Now when this first happened the state partially backed down and in May 2023 came up with a new tax arrears repayment scheme which gave the clubs an amazing 14 years to repay their overdue taxes – as well as the new taxation due on recent seasons and indeed this season.

But in the deal there was one partiuclar clause that the clubs did not like.  They not only had to pay their overdue tax month by month, they also had to ensure that they stayed up to date in paying tax due this year and in all subsequent years.   So a club might have several years to pay off the €1 million it owes the state, but in the meantime it had to be paying the tax due on current earnings. 

This agreement was tried for a while but five clubs failed to make any instalments and 14 clubs were still building up new debts!!!   It makes the Premier League’s finances look almost sane.

Now to be clear the state is not demanding everything is paid back in one go – in fact they have given the clubs until June 2037 to clear the debts.  But the clubs are still not (if you will excuse the phrase) “playing ball.”

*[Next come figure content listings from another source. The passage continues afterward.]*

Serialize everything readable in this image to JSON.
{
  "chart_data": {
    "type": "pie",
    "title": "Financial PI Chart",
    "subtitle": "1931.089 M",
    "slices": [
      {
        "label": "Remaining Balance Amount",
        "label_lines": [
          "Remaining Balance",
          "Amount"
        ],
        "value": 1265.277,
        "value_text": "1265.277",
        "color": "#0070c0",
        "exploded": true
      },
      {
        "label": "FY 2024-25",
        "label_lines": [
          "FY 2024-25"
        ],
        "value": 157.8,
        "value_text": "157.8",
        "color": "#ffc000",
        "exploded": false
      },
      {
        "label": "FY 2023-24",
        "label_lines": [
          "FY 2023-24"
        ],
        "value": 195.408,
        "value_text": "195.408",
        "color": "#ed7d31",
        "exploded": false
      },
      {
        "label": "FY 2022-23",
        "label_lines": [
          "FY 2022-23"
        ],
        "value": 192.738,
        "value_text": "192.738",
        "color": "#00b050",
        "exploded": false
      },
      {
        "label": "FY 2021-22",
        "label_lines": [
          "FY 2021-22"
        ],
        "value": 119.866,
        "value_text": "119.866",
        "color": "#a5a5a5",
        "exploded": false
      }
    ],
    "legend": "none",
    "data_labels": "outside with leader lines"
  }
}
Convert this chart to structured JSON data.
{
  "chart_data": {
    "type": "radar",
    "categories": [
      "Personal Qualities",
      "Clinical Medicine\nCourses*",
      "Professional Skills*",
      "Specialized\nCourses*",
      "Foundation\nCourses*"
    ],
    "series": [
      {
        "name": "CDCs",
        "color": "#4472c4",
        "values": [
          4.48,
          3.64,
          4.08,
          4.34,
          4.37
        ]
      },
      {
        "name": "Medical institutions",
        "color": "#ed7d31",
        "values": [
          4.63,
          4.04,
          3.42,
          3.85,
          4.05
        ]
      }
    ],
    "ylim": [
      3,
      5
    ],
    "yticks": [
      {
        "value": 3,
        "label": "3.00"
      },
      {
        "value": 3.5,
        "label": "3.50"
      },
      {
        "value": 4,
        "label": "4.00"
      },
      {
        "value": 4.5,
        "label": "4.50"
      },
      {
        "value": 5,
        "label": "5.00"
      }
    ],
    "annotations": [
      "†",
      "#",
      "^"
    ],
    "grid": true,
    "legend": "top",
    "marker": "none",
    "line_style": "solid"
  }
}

So how come the clubs are getting away with taking on the state in this manner?

The point is that football in Cyprus is very popular, so no government wants to be seen in closing down a club, arresting the board, or restricting transfer arrangements.   But there is little else that the state can do to recover its money.

So it is stuck – and the professional clubs in Cyprus have got themselves half way to being able to ride through the world of taxation without paying a penny.   Except for one thing.   Uefa rules forbid government interference in football and by doing nothing about the tax due to the state,  the Cypriot state is in effect allowing clubs to break the law with impunity.

But this does show the power that football clubs can have if they decide to work together.  Few governments would be prepared to take on their nation’s favourite, and most passionately followed, sport.

And indeed somewhere within the City Group of clubs there might just be someone who is alert enough to think, “if we carry on as now, we might annoy quite a few clubs, who could get rather fed up with us… just as they have in the Premier League.”